Thanks folks!
Hardiboard is available in a bunch of different thicknesses and intended applications. Been quite a while since I looked at their product portfolio, but I'd try looking around their corporate website to see if they have complete product catalog with MSDS or similar engineering worksheets. Odds are you are making do with thinner and cheaper Hardiboard products that aren't optimal for this application.
Other companies have straight cement board available that should do the job. Obviously the stuff isn't cheap or light. Hardi is just a well known and distributed brand
Not an engineer or chemist, but perhaps a hardboard with metal grid/bracing built in is the correct solution. Very common to pour cement with a metal rebar or similar mesh sandwich for integrity.
Was fussing with steel strips in my brick pile to support spans without brick obstructions in the burn chamber (that is why that all came to mind).
As for the 55 gallon drum, burnout and or cracking is inevitable. Unsure if the inner black pipe or the barrel will fail first. I'll post elsewhere to see how others are fairing with their older rocket stoves and metal failures. Expect if the chemical reaction, condensation / oxidization doesn't create the problem the temperatures will warp the barrel in no time.

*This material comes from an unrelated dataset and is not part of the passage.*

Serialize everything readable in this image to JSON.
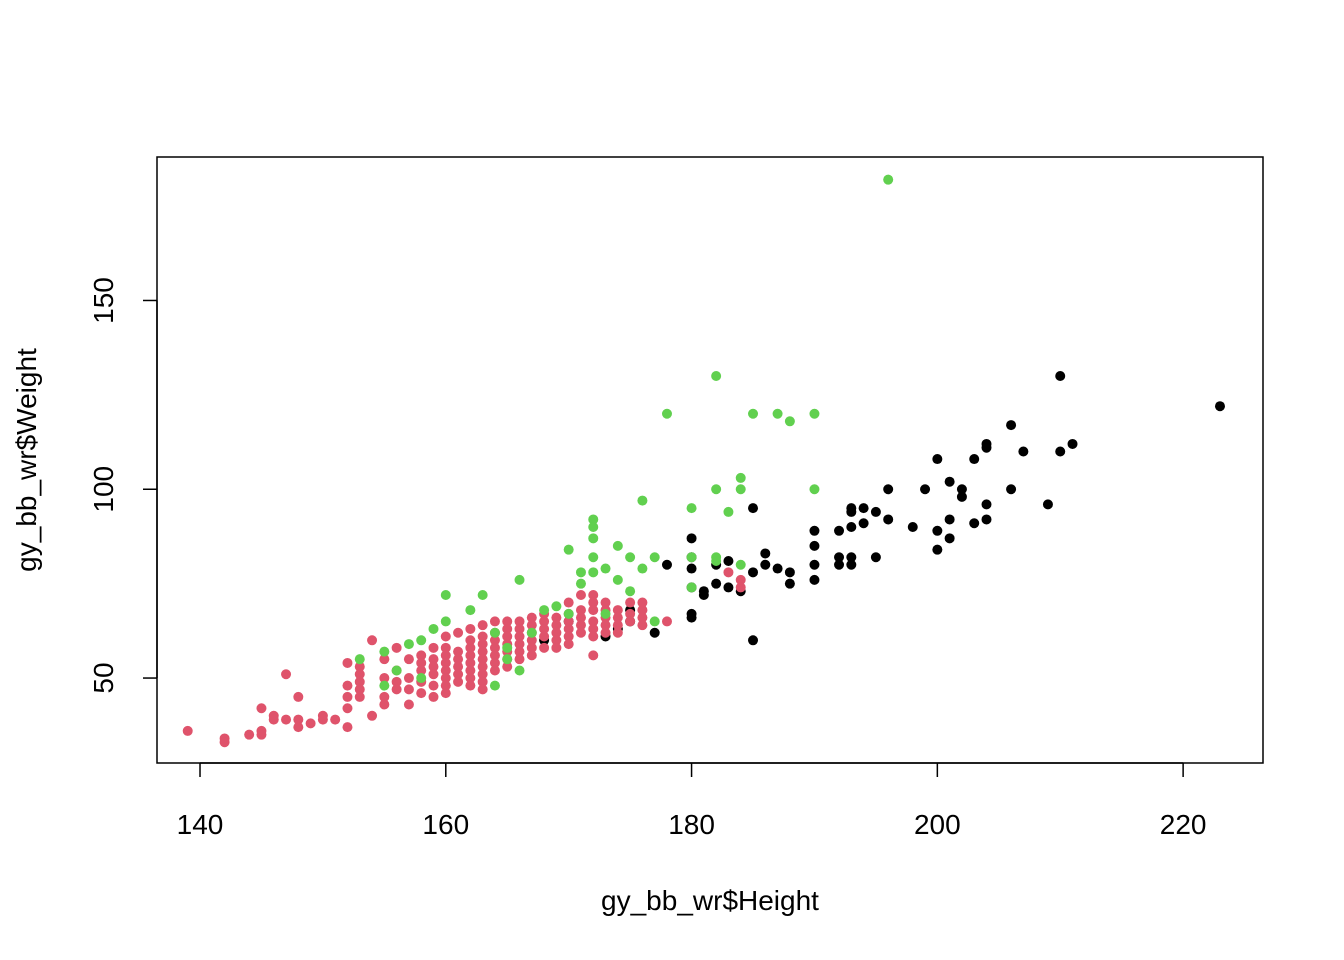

The solution (if there is one) in general with these parts is to stick with stainless steel 55 gallon drums (hard to find here and expensive new) and ditto for the inner duct black pipe, stainless instead. Ceramic would be even better, but I never see it around here and consider it exotic (can't salvage it from teardowns, scrap, etc.)
As for the 2000 degree temperatures, it is possible but only in tight spots in very optimal fire with a rather big pile of hardwood coals. Get 6 inches away and the temps drop massively. What we are doing with these stoves typically is two notable things:
1. Reducing the burn chamber down to a typically very small area.
2. Reflecting and concentrating heat in the burn chamber
I have yet to see a rocket loaded with massive logs or what most people use to bank a fire in a box stove overnight. Since the burn chamber accepts and burns less we are heating the same very common area. As where in a traditional stove, you have fire wherever it has fuel and is ignited. Meaning, the cold spots in the traditional stove are many and always different.
In many ways this concentrated burn spot is similar to the designs we see for pelletized biomass. That is why those stoves are also far more efficient per se than boxwood stoves.
The reflection and concentration are common in these stoves and good stoves of all types. Problem with other stoves is we are reflecting fire temps in a much larger burn area. It is like burning a match in a 10 sq ft room compared to burning a match in a can. You would notice the heat in a can, but in the room, only the smell/smoke.
Wondering how suitable most rockets would be for prepping batches of biochar/charcoal. Seem to be very close to environment one would want to create such.